Aquele teria sido seu último inverno

O dia amanheceu fumante naquela manhã madrugada. Nada se via além da serra alta que na linha do horizonte antes se podia ver. O mês de junho se mostrava com temperaturas bem baixas.

Uma camada de gelo fininho cobria a pastaria. A casinha tosca onde Seu José vivia não oferecia o conforto para os dias de inverno. Apenas as achas ainda acesas do fogão a lenha, restos do dia de ontem, crepitavam deixando no seu rastro um quentume gostoso. Bastante apreciado pelos netos daquele homem rústico, mãos caludas, que sempre vivera para o trabalho. A aposentadoria nunca lhe sorrira. Pois era ele apenas que cuidava daquela gleba de terras. E todos os aparentados acabaram se mudando pra cidade. A vocação rurícola não lhes fazia parte do currículo.

Nos finais de semana alguém da família por lá aparecia. Mas nem percebiam que os sábados viravam domingos. Entregues a bebedeiras, comedeiras, coisas que seu Zé abominava, por ser homem do trabalho, acordava cedo, ordenhava uma dúzia de vacas baldeiras, esperava o caminhão leiteiro apitar na curva da estrada, e ali levar o leite ainda espumante. Acondicionado em um tanque de frio, comprado a prestação, a última ainda por ser paga na cooperativa que um dia foi a falência, levando todos os produtores de leite à deriva.

Seu Zé era um estoico homem da roça. Caso o levassem a cidade por certo ele não resistiria.

Desde nascido ali vivia. Sempre só. A espera que um dia a morte o levasse na sua carruagem escura. Puxada por corcéis negros como o noite.

Naquela véspera de inverno Seu José contava com oitenta anos inexatos. Mas quem, desacostumado a sua pessoa, a ele daria menos.

De pele tostada pelo sol, cabelos brancos como a geada que cai no campo, olhos claros com o clarume de um dia de céu azul, o velho senhor era um exemplo de retidão e grandeza de coração. Não renegava ajuda a quem quer que fosse. Todos a ele respeitavam como um pai que em verdade foi para os filhos. Filhos ingratos. Que de vez em quando apareciam. Mas logo lhe viravam as costas. Envergonhados daquela pessoinha boa. Que nunca fez mal a ninguém.

Seu Zé ainda se lembrava, com olhos rasos d’água, de seu último aniversário.

Fez por suas mãos caludas um lindo bolo de chocolate. Por cima oitenta velhinhas mostravam-lhe a idade provecta.
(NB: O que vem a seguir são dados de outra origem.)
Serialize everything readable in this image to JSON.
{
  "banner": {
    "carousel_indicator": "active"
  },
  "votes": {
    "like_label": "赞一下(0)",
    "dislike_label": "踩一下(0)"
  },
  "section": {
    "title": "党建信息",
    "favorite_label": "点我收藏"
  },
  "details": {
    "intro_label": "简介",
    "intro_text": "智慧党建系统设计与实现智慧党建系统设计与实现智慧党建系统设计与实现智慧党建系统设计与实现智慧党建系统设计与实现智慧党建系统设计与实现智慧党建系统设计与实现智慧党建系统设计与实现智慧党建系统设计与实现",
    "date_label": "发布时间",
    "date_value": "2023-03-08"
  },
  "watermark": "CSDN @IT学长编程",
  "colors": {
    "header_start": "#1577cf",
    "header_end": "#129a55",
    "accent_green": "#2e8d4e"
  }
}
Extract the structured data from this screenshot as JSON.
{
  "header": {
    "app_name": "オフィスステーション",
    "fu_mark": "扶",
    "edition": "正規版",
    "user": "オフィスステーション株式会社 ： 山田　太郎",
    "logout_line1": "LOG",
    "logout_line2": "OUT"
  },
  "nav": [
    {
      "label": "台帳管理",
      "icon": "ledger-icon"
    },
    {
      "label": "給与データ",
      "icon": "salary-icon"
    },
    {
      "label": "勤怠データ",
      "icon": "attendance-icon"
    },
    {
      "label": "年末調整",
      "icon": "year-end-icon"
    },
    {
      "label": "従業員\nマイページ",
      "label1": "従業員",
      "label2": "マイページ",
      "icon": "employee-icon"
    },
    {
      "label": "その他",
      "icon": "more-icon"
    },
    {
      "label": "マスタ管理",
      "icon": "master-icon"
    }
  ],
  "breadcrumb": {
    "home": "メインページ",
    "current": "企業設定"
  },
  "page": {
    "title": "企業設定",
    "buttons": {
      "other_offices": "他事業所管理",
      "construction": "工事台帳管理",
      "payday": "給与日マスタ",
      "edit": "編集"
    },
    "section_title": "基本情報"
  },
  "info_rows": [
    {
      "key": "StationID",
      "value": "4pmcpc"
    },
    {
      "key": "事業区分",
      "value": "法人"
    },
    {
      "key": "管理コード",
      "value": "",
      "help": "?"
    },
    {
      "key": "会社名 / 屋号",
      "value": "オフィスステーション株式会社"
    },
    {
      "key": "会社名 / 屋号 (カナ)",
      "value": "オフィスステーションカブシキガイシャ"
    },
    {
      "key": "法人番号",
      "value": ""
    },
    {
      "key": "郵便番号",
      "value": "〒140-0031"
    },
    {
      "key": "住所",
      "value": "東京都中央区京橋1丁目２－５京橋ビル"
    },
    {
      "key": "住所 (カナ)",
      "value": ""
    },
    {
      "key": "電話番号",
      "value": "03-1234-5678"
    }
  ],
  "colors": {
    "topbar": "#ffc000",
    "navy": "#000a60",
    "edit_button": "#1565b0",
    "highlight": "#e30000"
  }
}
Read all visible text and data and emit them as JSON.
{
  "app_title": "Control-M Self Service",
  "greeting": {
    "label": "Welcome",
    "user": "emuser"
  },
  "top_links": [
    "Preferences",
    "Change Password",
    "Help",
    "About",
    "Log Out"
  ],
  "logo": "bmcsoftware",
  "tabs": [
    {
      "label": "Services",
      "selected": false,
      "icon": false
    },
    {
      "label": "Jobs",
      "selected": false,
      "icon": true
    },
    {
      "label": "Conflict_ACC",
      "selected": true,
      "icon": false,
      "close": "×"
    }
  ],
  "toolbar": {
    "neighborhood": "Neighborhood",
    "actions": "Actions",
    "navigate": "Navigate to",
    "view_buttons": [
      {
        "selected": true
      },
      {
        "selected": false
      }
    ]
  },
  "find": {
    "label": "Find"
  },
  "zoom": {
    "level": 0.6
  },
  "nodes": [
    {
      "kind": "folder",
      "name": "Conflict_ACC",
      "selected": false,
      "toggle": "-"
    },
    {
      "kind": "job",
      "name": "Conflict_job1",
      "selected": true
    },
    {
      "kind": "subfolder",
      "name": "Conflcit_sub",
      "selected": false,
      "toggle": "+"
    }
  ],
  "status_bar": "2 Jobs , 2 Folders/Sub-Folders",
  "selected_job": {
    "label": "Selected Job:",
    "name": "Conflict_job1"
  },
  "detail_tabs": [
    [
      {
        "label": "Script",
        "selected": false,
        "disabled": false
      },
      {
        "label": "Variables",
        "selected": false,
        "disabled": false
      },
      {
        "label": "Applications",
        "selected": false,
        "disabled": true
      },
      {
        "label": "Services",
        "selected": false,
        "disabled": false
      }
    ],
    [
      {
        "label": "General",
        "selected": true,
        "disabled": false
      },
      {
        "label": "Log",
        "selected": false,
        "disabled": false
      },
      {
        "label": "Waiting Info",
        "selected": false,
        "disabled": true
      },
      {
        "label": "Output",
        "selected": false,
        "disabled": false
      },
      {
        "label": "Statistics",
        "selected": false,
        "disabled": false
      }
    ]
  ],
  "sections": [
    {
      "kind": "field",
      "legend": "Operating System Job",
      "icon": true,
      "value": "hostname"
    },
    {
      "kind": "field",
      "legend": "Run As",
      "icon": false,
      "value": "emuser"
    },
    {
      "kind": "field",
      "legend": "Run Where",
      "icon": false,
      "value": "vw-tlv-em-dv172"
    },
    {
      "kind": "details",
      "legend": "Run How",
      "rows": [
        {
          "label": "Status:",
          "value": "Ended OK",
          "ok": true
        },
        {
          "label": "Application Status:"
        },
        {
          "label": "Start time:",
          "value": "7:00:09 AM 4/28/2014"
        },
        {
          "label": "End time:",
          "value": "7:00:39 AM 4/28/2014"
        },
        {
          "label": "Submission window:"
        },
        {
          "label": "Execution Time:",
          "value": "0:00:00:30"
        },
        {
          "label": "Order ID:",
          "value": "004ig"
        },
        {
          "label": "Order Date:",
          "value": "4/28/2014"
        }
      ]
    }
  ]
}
Encomendou pasteizinhos de queijo a uma vizinha de pasto. Empadinhas compradas na cidade perto faziam parte da pequena festa que seria no próximo sábado.

Esmerou-se no traje esperando a família. Era inverno. Por demais frio.

Na sexta-feira fez uma faxina bem feita na casinha modesta. Deixou tudo fedendo a limpeza. O velho fogão a lenha brilhava como se fosse uma estrela desgarrada do alto.

A pequena sala de visita foi enfeitada com flores do campo.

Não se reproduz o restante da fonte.